Stifling Yucca Mountain: A second rationale is that if spent fuel is recycled, the highly radioactive "dirty daughters" – with short half-lives – can be chemically separated from the weakly radioactive (long half-lived) unburned fuel. Only the short-lived "dirty daughters" would need to be shipped to Yucca Mountain, and the feds would only have to stand guard over a given shipment for decades, as opposed to 10,000 years for unseparated spent fuel.

Loose nukes: A third rationale is that the Russians are getting rid of their excess weapons-usable plutonium – enough to make about 30,000 nukes – by making plutonium-uranium mixed-oxide (MOX) fuel and generating electricity with all those excess nukes.

The rest of the world was not affected by Jimmy Carter’s decree not to recycle spent fuel, so there is already an established – but barely cost-effective, as there is not yet a shortage of cheap uranium – MOX fuel infrastructure, wherein spent fuel elements of other nations have been converted into MOX and used to generate electricity in Europe, Russia, Japan, and elsewhere.

The effect of the Russians getting rid of all their loose nukes as MOX – which we have pledged to help them do, financially and technically – will be to vastly increase the size (and cost-effectiveness) of this international MOX fuel infrastructure.

Five years ago, Senate Energy Committee Chairman Pete Domenici called for the secretary of energy to develop a "National Spent Nuclear Fuel Strategy."

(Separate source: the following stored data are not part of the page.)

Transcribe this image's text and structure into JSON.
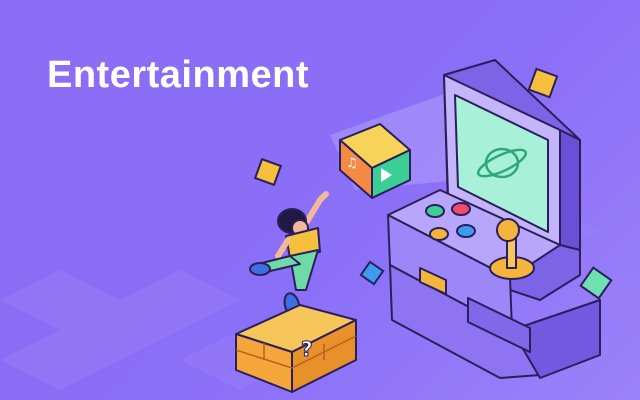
{
  "banner": {
    "title": "Entertainment",
    "colors": {
      "background": "#8b6cf5",
      "title": "#ffffff",
      "machine_body": "#9d86f7",
      "screen": "#a8f0d8",
      "block": "#f5a63b"
    },
    "icons": [
      "arcade-machine-icon",
      "joystick-icon",
      "music-note-icon",
      "play-icon",
      "question-mark-icon"
    ]
  }
}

Domenici said that Congress urgently needed that strategy to determine "whether the spent fuel should be treated as waste, subject to permanent burial" (à la Jimmy Carter), or whether it "should be considered to be an energy resource that is needed to meet future energy requirements."

Five years later, it appears that strategy has been developed.

But if the Bush-Cheney administration decides to essentially establish a barely cost-effective U.S. MOX program in competition with the Russians, the motive may be essentially unrelated to addressing the global warming or Yucca Mountain hysteria.

It may be that Bush-Cheney have realized that a solution to the current Iranian uranium-enrichment "crisis" would be for the Russian nuclear power plants at Bushehr to be fueled from the get-go with MOX fuel.

Because of radiation safety concerns at the facilities, the MOX fuel cycle is essentially run as a "just-in-time" operation. The time interval between the unburned plutonium and uranium still being in a highly radioactive spent-fuel element in storage and its being loaded – as weakly radioactive MOX – into another reactor needs to be held to a few months. That is, spent fuel is not recycled until it is actually needed to make MOX fuel for a date-specific refueling of a specific reactor.

Hence, with Russian MOX-fueled reactors, the need or even desirability of Iran having a uranium-enrichment capability would be obviated.

Bummer!

So much for the gravest threat we have faced since the end of the Cold War.

Author: Gordon Prather

Physicist James Gordon Prather has served as a policy implementing official for national security-related technical matters in the Federal Energy Agency, the Energy Research and Development Administration, the Department of Energy, the Office of the Secretary of Defense and the Department of the Army. Dr. Prather also served as legislative assistant for national security affairs to U.S. Sen. Henry Bellmon, R-Okla. -- ranking member of the Senate Budget Committee and member of the Senate Energy Committee and Appropriations Committee. Dr. Prather had earlier worked as a nuclear weapons physicist at Lawrence Livermore National Laboratory in California and Sandia National Laboratory in New Mexico.